Independent thesis Advanced level (degree of Master (Two Years)), 20 credits / 30 HE credits
The work presented in this document deals with Machine learning algorithms used in
surgical robotic problems, especially here in the Isis project. The aim of the project is
to replace manual handles for endoscopic operations by a set of motors commanded
via high-tech interface. The main aim of the thesis is to solve the problem of the
estimation of the pose of flexible surgical instrument, using only the video flux from
an endoscopic camera.
After a short introduction about the system its environment and the definition of the
pose problem, the work is divided in two chapters. Machine learning algorithms and
learning systems are used in both parts.
The first chapter deals with image processing and video tracking. Usage of colored
markers and how the learning is made to perform the best segmentation is explained.
It starts with simple linear classification to end with an Adaboost algorithm. The
learning database construction and all the challenges it raises are explained too.

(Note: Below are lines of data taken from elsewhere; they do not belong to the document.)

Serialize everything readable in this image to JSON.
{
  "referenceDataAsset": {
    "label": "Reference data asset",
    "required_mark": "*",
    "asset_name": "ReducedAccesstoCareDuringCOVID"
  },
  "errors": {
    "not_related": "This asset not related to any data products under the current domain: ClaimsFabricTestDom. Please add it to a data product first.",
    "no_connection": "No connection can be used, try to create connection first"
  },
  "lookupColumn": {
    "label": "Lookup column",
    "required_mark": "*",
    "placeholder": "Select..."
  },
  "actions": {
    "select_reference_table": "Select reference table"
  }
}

Then the tracker used in the system is decomposed and its structure explained. The
results of the whole tracking system are presented at the end of the chapter.

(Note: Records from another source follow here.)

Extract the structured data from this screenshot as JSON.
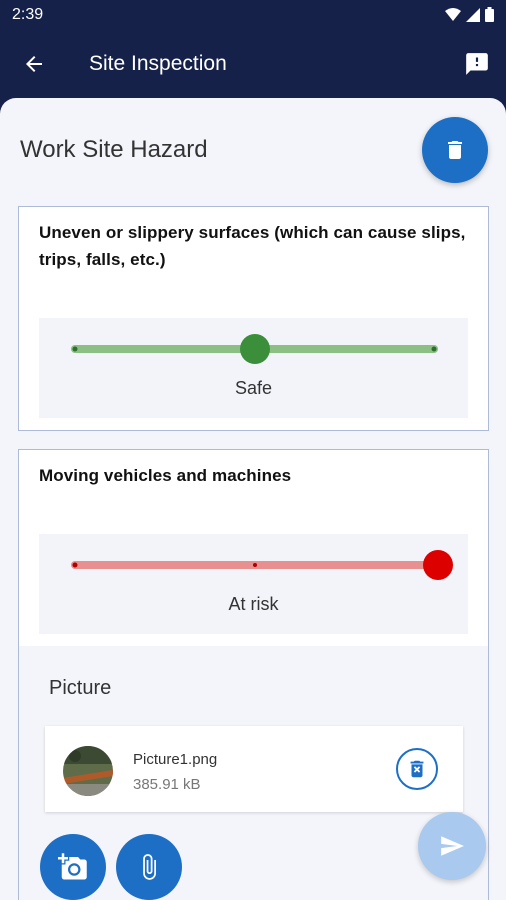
{
  "status_bar": {
    "time": "2:39"
  },
  "app_bar": {
    "title": "Site Inspection"
  },
  "section": {
    "title": "Work Site Hazard"
  },
  "questions": [
    {
      "text": "Uneven or slippery surfaces (which can cause slips, trips, falls, etc.)",
      "rating_label": "Safe",
      "level": 0.5,
      "color": "#3b8f3b",
      "track_color": "#8cbf84"
    },
    {
      "text": "Moving vehicles and machines",
      "rating_label": "At risk",
      "level": 1.0,
      "color": "#dd0000",
      "track_color": "#e88f8f"
    }
  ],
  "picture": {
    "title": "Picture",
    "file_name": "Picture1.png",
    "file_size": "385.91 kB"
  },
  "colors": {
    "primary": "#1d6fc6",
    "header": "#16214a",
    "send_disabled": "#a9c9ee"
  },
  "icons": {
    "back": "arrow-back-icon",
    "feedback": "feedback-icon",
    "delete": "trash-icon",
    "camera": "add-camera-icon",
    "attach": "paperclip-icon",
    "send": "send-icon",
    "file_delete": "delete-file-icon"
  }
}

The second chapter deals with function approximation: we build Radial Basis
Function networks in order to approximate the final position of the instrument (or its
mechanic parameters) from the data extracted by the tracking system. Learning
algorithms are used too. The learning training set is built in a laboratory environment
where the real position of the instrument can be measured.
The last chapter is a collection of improvements that could be added to the system
and opens on future perspectives about the project in general.